The lie of the Timeless Child is that it actually changes anything. That this isn’t a version of Doctor Who that only serves to uphold the status quo. That sides with Amazon. That sits at the front of the bus. The only reason The Timeless Children can go through with its threat of narrative collapse where Hell Bent or Trial of a Time Lord both pull back from that precipice is precisely because it doesn’t really make a difference. The show going forwards will be fundamentally identical. In the end it is just that – a TV show. And as much as people like me might insist it has a duty, the truth is its only real motive is getting another series. It’s not a universe, it’s a franchise. Selling plastic toys and cryptocurrency collector cards. It is exactly as amaterial as it presents.

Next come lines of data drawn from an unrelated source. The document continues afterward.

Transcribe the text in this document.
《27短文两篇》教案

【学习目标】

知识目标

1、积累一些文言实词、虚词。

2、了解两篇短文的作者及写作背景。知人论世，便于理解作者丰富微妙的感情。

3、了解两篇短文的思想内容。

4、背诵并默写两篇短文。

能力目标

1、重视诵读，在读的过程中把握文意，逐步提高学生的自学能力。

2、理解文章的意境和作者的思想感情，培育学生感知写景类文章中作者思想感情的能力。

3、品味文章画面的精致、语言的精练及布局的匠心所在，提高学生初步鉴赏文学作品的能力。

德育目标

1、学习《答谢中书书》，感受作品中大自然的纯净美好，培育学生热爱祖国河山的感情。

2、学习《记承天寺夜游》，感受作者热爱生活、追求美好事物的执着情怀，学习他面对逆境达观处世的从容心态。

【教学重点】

The real change we need, that might one day make a difference to the people like you and I who are inspired by fictional worlds, would threaten the continuation of the show. It’d make it harder to make more episodes, so we’re doing a timecops arc instead. The story that changes everything is not going to be televised, and it never was. Even in Hell Bent we follow the wrong TARDIS.

I started this whole project to figure out where I stand with this show, and now I think I know how I feel. I’m lucky. My Doctor Who lasted 12 years, which is more than most get. And it was great. Incredible highs and embarrassing lows, often directly following one another, but never not fun for more than a few minutes at a time. It was funny, and heartfelt, and truly meaningful to me. And it’s over now, and that’s sad. And what’s replaced it is just less. It’s passive, unambitious TV, and that’s fine.

But I think I’m going to change the channel for a while.